If he's serious about being committed he will do the work it takes to earn your trust back and end all contact with the OW. He has shown he's not willing to do that. Ove rand over again.

If the OW is married, out her to her husband and her daughter (your friend). Do this without warning to your husband or to the OW so they don't have time to get their stories straight. Yu need to expose the affair IMMEDIATELY.

Get tested for STDs. He may not have met her but if he set something up or was looking to set up a meeting, the intent was there. You said this has been happening since last fall (that you know of) so at minimum e's been cheating with her for about a year now (that you know of).

So that is half of your marriage already. 

You will never trust him. 

Did OW ever write you back?


----------



## HappyAtLast (Jan 25, 2010)

I just "love" it when cheaters act like it's your fault that they are cheating in the first place!!! Classic.
I know you love him and it's easier said that done, I think you would be better off without him...he doesn't respect you and you can't live like that...you deserve better.
Good luck and I want to wish you the best.


----------



## sigma1299 (May 26, 2011)

kw0804 said:


> he has attempted to meet with her to hook up.
> 
> This^^^
> 
> ...


You're married two years, no kids and he's treating you like this. I'm not normally this flat footed in what I'm about to say, but I'd bail. There are so many things in your post that are classic cheater behavior and so disrespectful and hurtful to the loyal spouse that I'm not really even sure where to begin. I mean he tells you it's all your fault and then says the only way to fix it is group sex (I'm assuming that's what "group" means). Come On - Really?? That's just so bad it renders me speechless. 

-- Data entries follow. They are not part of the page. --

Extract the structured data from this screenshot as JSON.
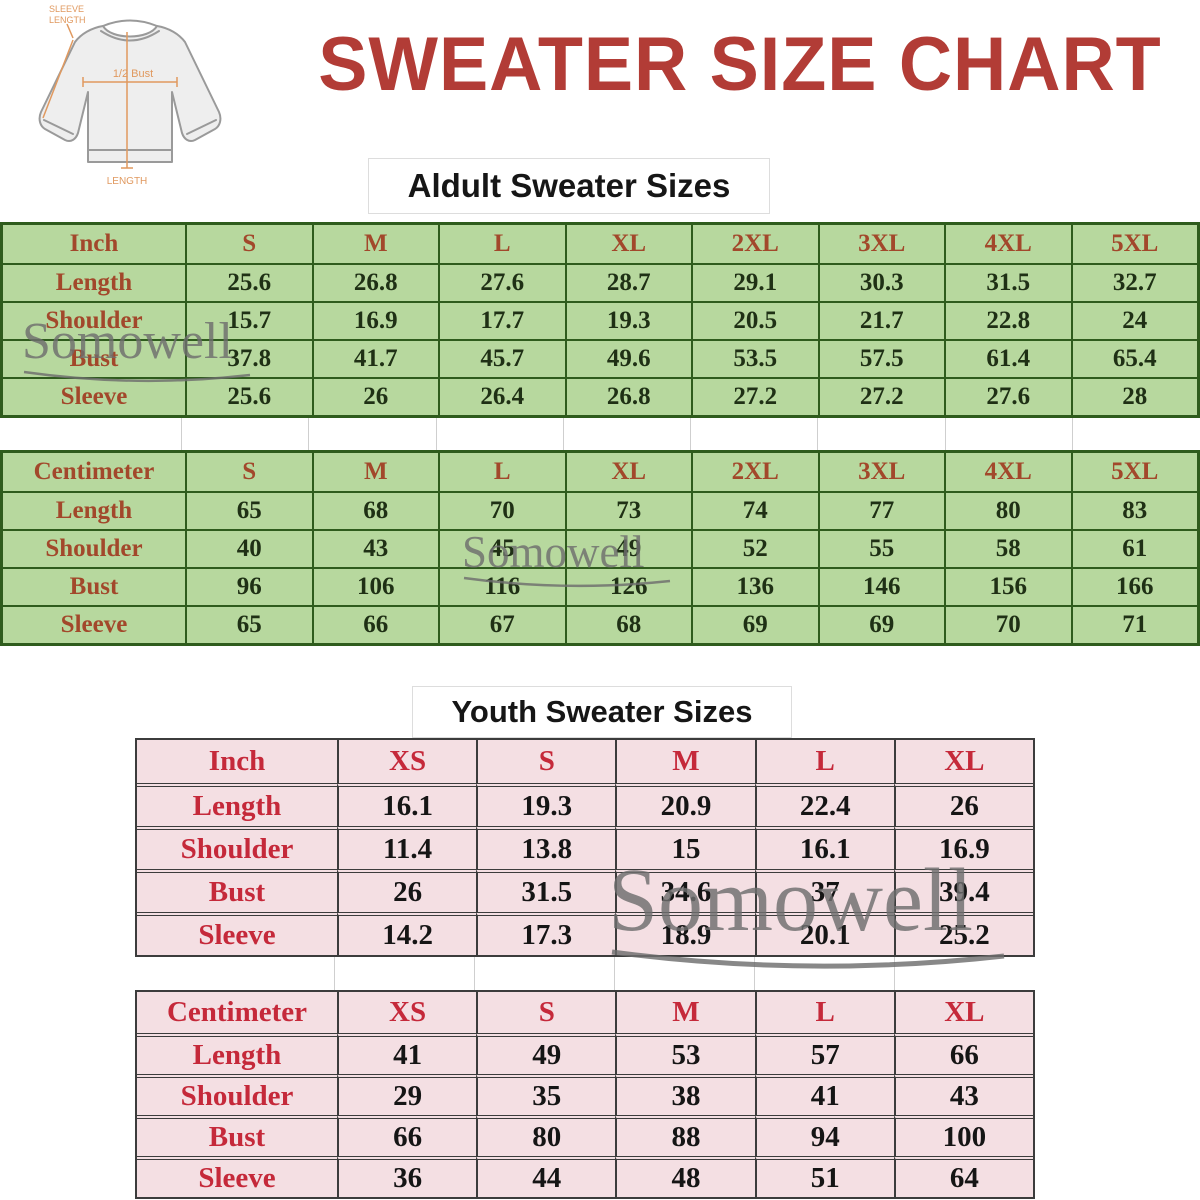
{
  "page": {
    "title": "SWEATER SIZE CHART"
  },
  "colors": {
    "title_red": "#b23c36",
    "green_bg": "#b7d89e",
    "green_border": "#2f5c1d",
    "green_label": "#a2482b",
    "green_value": "#1f3015",
    "pink_bg": "#f4dfe3",
    "pink_border": "#3c3c3c",
    "pink_label": "#c5293a",
    "pink_value": "#151515",
    "watermark_gray": "#6e6e6e",
    "diagram_orange": "#e0995f"
  },
  "watermark": {
    "text": "Somowell"
  },
  "diagram": {
    "sleeve_label_line1": "SLEEVE",
    "sleeve_label_line2": "LENGTH",
    "bust_label": "1/2 Bust",
    "length_label": "LENGTH"
  },
  "adult": {
    "heading": "Aldult Sweater Sizes",
    "inch": {
      "header": [
        "Inch",
        "S",
        "M",
        "L",
        "XL",
        "2XL",
        "3XL",
        "4XL",
        "5XL"
      ],
      "rows": [
        [
          "Length",
          "25.6",
          "26.8",
          "27.6",
          "28.7",
          "29.1",
          "30.3",
          "31.5",
          "32.7"
        ],
        [
          "Shoulder",
          "15.7",
          "16.9",
          "17.7",
          "19.3",
          "20.5",
          "21.7",
          "22.8",
          "24"
        ],
        [
          "Bust",
          "37.8",
          "41.7",
          "45.7",
          "49.6",
          "53.5",
          "57.5",
          "61.4",
          "65.4"
        ],
        [
          "Sleeve",
          "25.6",
          "26",
          "26.4",
          "26.8",
          "27.2",
          "27.2",
          "27.6",
          "28"
        ]
      ]
    },
    "cm": {
      "header": [
        "Centimeter",
        "S",
        "M",
        "L",
        "XL",
        "2XL",
        "3XL",
        "4XL",
        "5XL"
      ],
      "rows": [
        [
          "Length",
          "65",
          "68",
          "70",
          "73",
          "74",
          "77",
          "80",
          "83"
        ],
        [
          "Shoulder",
          "40",
          "43",
          "45",
          "49",
          "52",
          "55",
          "58",
          "61"
        ],
        [
          "Bust",
          "96",
          "106",
          "116",
          "126",
          "136",
          "146",
          "156",
          "166"
        ],
        [
          "Sleeve",
          "65",
          "66",
          "67",
          "68",
          "69",
          "69",
          "70",
          "71"
        ]
      ]
    }
  },
  "youth": {
    "heading": "Youth Sweater Sizes",
    "inch": {
      "header": [
        "Inch",
        "XS",
        "S",
        "M",
        "L",
        "XL"
      ],
      "rows": [
        [
          "Length",
          "16.1",
          "19.3",
          "20.9",
          "22.4",
          "26"
        ],
        [
          "Shoulder",
          "11.4",
          "13.8",
          "15",
          "16.1",
          "16.9"
        ],
        [
          "Bust",
          "26",
          "31.5",
          "34.6",
          "37",
          "39.4"
        ],
        [
          "Sleeve",
          "14.2",
          "17.3",
          "18.9",
          "20.1",
          "25.2"
        ]
      ]
    },
    "cm": {
      "header": [
        "Centimeter",
        "XS",
        "S",
        "M",
        "L",
        "XL"
      ],
      "rows": [
        [
          "Length",
          "41",
          "49",
          "53",
          "57",
          "66"
        ],
        [
          "Shoulder",
          "29",
          "35",
          "38",
          "41",
          "43"
        ],
        [
          "Bust",
          "66",
          "80",
          "88",
          "94",
          "100"
        ],
        [
          "Sleeve",
          "36",
          "44",
          "48",
          "51",
          "64"
        ]
      ]
    }
  }
}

IMO this is a lost cause but I understand it's hard to make the decision to quit it. If you have to stay in it for a while and work on it for God's sake don't get pregnant.


----------



## Entropy3000 (May 11, 2011)

Flush him


----------



## kw0804 (Aug 29, 2011)

thanks for the feedback it's greatly appreciated. i needed to hear other opinions and have things put into perspective. 
and to answer your question jellybeans no she didn't. we were such close friends and she didn't have the guts to even apologize.


----------



## Jellybeans (Mar 8, 2011)

Is OW married? Out her to her daughter and husband/boyfriend.


----------



## Chaparral (Jul 17, 2011)

He's a mental case. Well I was going to say freak but I was trying to be nice. 

Get the he!! out and let EVERYONE know what both of them have been doing. They 're both cheaters and people deserve to know who is really around them.


----------